A couple of interesting findings were also made in the subgroup analyses of annual household income and educational attainment. The associations of Vitamin E and Vitamin B12 intake with the development of CHD were greater when household annual income was lower, whereas it was Vitamin B6 that was more prominent when participants had higher household annual income. Vitamin B6 all showed a strong negative correlation with the occurrence of CHD when participants’ education was at the high school level and above. However, the association of Vitamin E was only demonstrated when participants’ education was at the high school level. There are fewer targeted studies on the relationship between Vitamin intake with income and education. One study has analyzed the nutritional status of older persons in home care by correlating it with the income and educational level of the caregiver. They concluded that the literacy of the caregiver was a determinant of the nutritional status of seniors, while income had no correlation with the nutritional status of seniors. Although this conclusion seems to be in slight conflict with the findings of our study, it can only be taken with a grain of salt in view of the different subjects studied23.
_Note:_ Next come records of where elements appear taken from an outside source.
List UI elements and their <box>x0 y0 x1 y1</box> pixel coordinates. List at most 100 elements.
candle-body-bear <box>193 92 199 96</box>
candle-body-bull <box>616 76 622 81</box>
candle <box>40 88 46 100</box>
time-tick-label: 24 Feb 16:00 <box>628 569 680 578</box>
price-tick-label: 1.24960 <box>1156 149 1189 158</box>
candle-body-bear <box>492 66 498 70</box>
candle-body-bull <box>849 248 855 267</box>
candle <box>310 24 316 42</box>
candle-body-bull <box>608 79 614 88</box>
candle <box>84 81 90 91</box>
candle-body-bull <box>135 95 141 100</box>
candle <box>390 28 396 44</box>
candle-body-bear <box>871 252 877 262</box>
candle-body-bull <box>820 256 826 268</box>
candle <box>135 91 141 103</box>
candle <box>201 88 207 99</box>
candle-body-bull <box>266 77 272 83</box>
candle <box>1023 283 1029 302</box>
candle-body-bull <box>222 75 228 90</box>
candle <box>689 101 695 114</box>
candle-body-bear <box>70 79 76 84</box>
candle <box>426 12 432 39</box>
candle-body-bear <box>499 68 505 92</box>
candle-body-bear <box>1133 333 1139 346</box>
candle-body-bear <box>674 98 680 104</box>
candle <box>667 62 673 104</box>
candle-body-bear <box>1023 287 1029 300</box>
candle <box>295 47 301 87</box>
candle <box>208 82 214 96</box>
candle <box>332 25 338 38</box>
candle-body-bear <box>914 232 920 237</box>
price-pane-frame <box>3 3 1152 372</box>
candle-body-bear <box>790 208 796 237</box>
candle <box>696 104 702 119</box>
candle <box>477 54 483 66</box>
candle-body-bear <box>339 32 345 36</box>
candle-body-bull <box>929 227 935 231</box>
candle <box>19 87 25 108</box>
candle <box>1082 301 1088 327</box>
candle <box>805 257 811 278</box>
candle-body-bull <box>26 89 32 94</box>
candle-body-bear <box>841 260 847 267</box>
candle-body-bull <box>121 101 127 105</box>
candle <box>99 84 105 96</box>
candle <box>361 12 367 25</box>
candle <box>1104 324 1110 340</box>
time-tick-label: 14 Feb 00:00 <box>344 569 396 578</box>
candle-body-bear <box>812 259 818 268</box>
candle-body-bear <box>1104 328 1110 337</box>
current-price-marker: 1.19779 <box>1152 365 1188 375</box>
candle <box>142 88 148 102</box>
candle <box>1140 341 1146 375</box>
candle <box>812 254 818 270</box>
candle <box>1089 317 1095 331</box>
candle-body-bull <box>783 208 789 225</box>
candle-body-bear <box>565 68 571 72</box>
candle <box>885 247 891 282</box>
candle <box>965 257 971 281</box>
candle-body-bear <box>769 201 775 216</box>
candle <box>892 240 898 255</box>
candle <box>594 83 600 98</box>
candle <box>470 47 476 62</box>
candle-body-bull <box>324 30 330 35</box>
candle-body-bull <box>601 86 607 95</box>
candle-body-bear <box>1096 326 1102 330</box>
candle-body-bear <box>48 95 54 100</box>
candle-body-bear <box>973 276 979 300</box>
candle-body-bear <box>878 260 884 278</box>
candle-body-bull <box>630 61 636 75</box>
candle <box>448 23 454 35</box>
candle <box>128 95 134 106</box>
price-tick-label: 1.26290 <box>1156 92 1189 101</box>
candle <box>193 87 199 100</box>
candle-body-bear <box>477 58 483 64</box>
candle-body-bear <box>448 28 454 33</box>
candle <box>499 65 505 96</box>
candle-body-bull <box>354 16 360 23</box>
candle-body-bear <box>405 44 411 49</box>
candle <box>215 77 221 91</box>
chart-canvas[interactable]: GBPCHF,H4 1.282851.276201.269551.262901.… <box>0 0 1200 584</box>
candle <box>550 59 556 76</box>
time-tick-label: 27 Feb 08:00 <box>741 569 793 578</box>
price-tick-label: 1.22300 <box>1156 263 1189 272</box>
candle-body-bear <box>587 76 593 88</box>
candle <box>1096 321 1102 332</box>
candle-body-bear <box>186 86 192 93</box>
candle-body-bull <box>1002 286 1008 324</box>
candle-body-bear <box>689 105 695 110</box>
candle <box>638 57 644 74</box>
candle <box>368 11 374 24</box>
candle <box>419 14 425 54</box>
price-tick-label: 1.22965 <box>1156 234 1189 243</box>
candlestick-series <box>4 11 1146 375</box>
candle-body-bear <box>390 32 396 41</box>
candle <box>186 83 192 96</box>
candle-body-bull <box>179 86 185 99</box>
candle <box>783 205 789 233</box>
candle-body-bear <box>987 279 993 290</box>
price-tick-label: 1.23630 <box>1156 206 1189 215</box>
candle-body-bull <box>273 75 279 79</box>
Naturally, limitations of the study are inevitable. First, the relationship between Vitamin B6, Vitamin E, with CHD could not be definitively established owing to the inclusion of a sample from a cross-sectional survey rather than a cohort study. Next, it was not feasible to completely exclude the effect of other possible muddled covariates, as the inclusion of covariates was on the basis of retrospective survey data. Lastly, an extended period of time was spanned by the sample included in this study, which may have been accompanied by changes in ground conditions.

Conclusion

To summarize, for a large sample of 33,640 cases, we identified the possible protective effect of Vitamin E and Vitamin B6 against CHD, especially in female, obese, and smoking populations, whereas income and education were also viewed as influencing factors that could be taken into account. It is worth emphasizing one of the strengths of this study is that we constructed the model based on the results obtained from the logistic regression analysis. Other strengths that can be mentioned include the large sample size, the continuous 18 years of investigation and the adequacy of the covariates.